The Curse of the Wendigo (The Monstrumologist #2)(82)
“Shame on you! Shame on all of you! The most vicious of the predators I study cannot hold a candle to you! To treat a man like this is one thing, but to torture a child! And a child who has already endured more than any of you could possibly imagine. Diese Scheiβpolizisten. So eine Schweinerei! Pah!”
He spat contemptuously, then carried me straight to the curb and heaved me into the back of the calash. He jumped into the seat beside me and shouted for Timmy to take us home.
“The doctor?” I gasped.
“Safe, Will,” answered my rescuer. “Safe. Not well, but safe—and I beg you to forgive me for not extricating you sooner from the clutches of those oafish brutes.”
“I want to see the doctor,” I said.
“And you shall, Will. I am taking you to him now.”
Von Helrung’s personal physician, a young man by the name of Seward, had given the doctor a thorough examination and had found no serious injuries except a painful—and painfully obvious—fracturing of the lower jaw. Seward was concerned about the condition of Warthrop’s kidneys; already ugly bruises had formed along his lower back where the truncheons had been vigorously applied, but there was nothing he could do but wait. The symptoms of renal failure were hard to miss.
I found my master propped up in the bed, dressed in one of von Helrung’s nightshirts, which was much too small for him and, to my allegiant eye, added insult to injury. A bag containing ice had been wrapped in a cloth and the cloth then tied around his head to keep the compress tight against his jaw. He opened his eyes when I stepped inside the room.
“Will Henry,” he said, wincing from the effort. “Is that you?”
“Yes, sir,” I said.
“Will Henry.” He sighed. “Where have you been, Will Henry?”
“At the police station, sir.”
“That cannot be,” he said. “My memory is not altogether clear, but I distinctly remember you were not at the police station with me.”
“I was in another room, sir.”
“Ah. Well, you could have been a little more precise.”
I took a hesitant step forward, reached for his hand, and stopped myself.
“I’m sorry, sir.”
I could hold it in no longer. It was too much, to see him like that. And if it was too much for me, what was it like for him? He motioned for me to come closer, and reached for my hand.
“You should not be sorry,” he said. “You should be glad. You were spared. You did not see what I saw upon that hill.” He spoke fiercely through gritted teeth. “What I still see—what I am doomed to see—until I can see no more!” He closed his eyes. “He wanted me to see . . . what he had done to her. . . . More than mutilation—an act of desecration. I think I disappointed him. I think he waited for me last night. I think she was alive when he took her to the summit, and he waited awhile for me before he exacted his deranged vengeance.”
“No,” I cried. “Don’t say that, sir! Please don’t—”
“He left enough clues for me, but I was blind to them.
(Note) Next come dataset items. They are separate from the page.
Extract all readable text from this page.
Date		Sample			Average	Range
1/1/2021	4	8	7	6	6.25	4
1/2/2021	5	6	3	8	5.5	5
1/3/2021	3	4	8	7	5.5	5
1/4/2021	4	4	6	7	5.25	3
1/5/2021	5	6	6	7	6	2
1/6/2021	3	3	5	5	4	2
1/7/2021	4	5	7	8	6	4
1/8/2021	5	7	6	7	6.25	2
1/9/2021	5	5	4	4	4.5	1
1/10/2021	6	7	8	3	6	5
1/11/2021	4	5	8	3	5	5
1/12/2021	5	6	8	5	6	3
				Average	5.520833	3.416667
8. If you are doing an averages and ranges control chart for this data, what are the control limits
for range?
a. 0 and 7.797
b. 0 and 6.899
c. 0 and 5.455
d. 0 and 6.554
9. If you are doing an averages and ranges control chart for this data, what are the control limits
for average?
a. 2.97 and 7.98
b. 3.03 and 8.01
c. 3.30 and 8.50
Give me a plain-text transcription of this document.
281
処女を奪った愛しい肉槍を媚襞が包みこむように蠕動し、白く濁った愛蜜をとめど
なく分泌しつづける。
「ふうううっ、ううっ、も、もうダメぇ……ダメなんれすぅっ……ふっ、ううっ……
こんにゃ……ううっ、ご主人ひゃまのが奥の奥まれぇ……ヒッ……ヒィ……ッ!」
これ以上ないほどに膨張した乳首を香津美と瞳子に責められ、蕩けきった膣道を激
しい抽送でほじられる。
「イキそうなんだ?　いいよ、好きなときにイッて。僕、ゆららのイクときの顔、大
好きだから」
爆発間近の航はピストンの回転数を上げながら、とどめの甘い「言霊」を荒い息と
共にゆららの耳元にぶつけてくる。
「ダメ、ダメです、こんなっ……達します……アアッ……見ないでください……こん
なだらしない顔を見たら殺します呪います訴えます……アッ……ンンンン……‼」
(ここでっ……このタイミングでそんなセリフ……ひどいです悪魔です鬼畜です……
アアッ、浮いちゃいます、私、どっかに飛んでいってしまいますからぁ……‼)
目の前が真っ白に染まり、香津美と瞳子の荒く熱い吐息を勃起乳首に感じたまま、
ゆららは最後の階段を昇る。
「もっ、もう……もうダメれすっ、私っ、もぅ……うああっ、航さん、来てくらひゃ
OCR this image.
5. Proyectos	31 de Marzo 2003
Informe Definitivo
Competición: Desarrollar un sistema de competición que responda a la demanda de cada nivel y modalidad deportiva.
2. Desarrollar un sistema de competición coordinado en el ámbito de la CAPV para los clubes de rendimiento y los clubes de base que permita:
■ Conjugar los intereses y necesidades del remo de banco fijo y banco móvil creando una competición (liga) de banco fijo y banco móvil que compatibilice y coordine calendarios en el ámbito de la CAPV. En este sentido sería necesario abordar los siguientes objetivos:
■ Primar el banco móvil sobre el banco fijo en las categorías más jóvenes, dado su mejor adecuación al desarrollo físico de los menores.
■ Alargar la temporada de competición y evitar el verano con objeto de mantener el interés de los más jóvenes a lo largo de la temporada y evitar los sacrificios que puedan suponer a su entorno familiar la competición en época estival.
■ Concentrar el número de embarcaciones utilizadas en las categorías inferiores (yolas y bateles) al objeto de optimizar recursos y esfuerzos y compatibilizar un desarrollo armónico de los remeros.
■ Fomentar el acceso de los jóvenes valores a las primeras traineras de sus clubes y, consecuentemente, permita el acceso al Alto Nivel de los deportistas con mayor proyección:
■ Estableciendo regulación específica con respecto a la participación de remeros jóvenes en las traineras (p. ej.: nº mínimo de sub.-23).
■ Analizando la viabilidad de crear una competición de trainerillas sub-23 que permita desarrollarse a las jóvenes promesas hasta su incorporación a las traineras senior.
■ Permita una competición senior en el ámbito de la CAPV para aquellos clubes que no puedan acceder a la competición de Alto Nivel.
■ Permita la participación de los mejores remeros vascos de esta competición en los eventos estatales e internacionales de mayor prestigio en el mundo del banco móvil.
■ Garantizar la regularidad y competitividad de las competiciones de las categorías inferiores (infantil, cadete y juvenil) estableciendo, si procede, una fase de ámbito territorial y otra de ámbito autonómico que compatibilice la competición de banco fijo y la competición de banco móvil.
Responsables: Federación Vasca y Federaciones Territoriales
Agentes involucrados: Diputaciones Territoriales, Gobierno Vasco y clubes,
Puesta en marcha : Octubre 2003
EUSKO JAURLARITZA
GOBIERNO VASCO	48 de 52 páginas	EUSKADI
I think that’s why he took her face but left her eyes, as if to say, ‘Even she sees more than you!’ The serving girl butchered on the stairs, the phrase scrawled over the door, the trick of the chamber pot, and the words ‘Good Job!’ on the headboard. Not ‘job’ as in a task or accomplishment, but Job from the Bible, Job crying for justice upon the dung heap. He did everything but draw me a map.”
I struggled for something to say, but what might be said in such dolorous circumstances? What balm existed to soothe his torment? I had nothing to offer but my own tears, which he tenderly wiped away—a measure of his distress, perhaps his concern for my anguish.
“She had not been dead long, Will Henry. No more than an hour, I would guess. He gave up on me and then he—he consummated the transaction.”
Von Helrung had arranged a hearty repast for my supper, and though I managed to force down but a few sips of soup and a crust of pumpernickel, I felt renewed. I could not recall the last time I had eaten. I was still dreadfully tired, desiring nothing more than another taste of the dreamless sleep I’d feasted on in the holding room on Mulberry Street. My desire was destined to be thwarted. The kitchen door flew open and Lilly Bates skipped into the room, her cheeks aglow with delight.
“There you are! I’ve been looking all over for you, William James Henry. How is your neck? Can I see it? Your Dr. Warthrop wouldn’t let me see it, even though I assured him I had seen worse things than the bite of a Mongolian Death Worm, much, much worse. Did it liquefy your flesh? That’s what happens, you know. Their spit melts your flesh like butter.”
I confessed I hadn’t examined the wound myself, an admission she found shocking. Why wouldn’t I want to look at it?
“Perhaps you’re ashamed to look at it, because you are a liar and that’s what happens to liars—liquefied flesh. Don’t you think that’s funny, Will? It’s so perfectly metaphorical.”
She was sitting quite close to me, resting her elbows on the table and cupping her chin in her hands, studying me with her disconcertingly wide sapphire-blue eyes.
“Muriel Chanler is dead,” she stated matter-of-factly.
“I know.”
“Did you see her? Uncle said you were there.”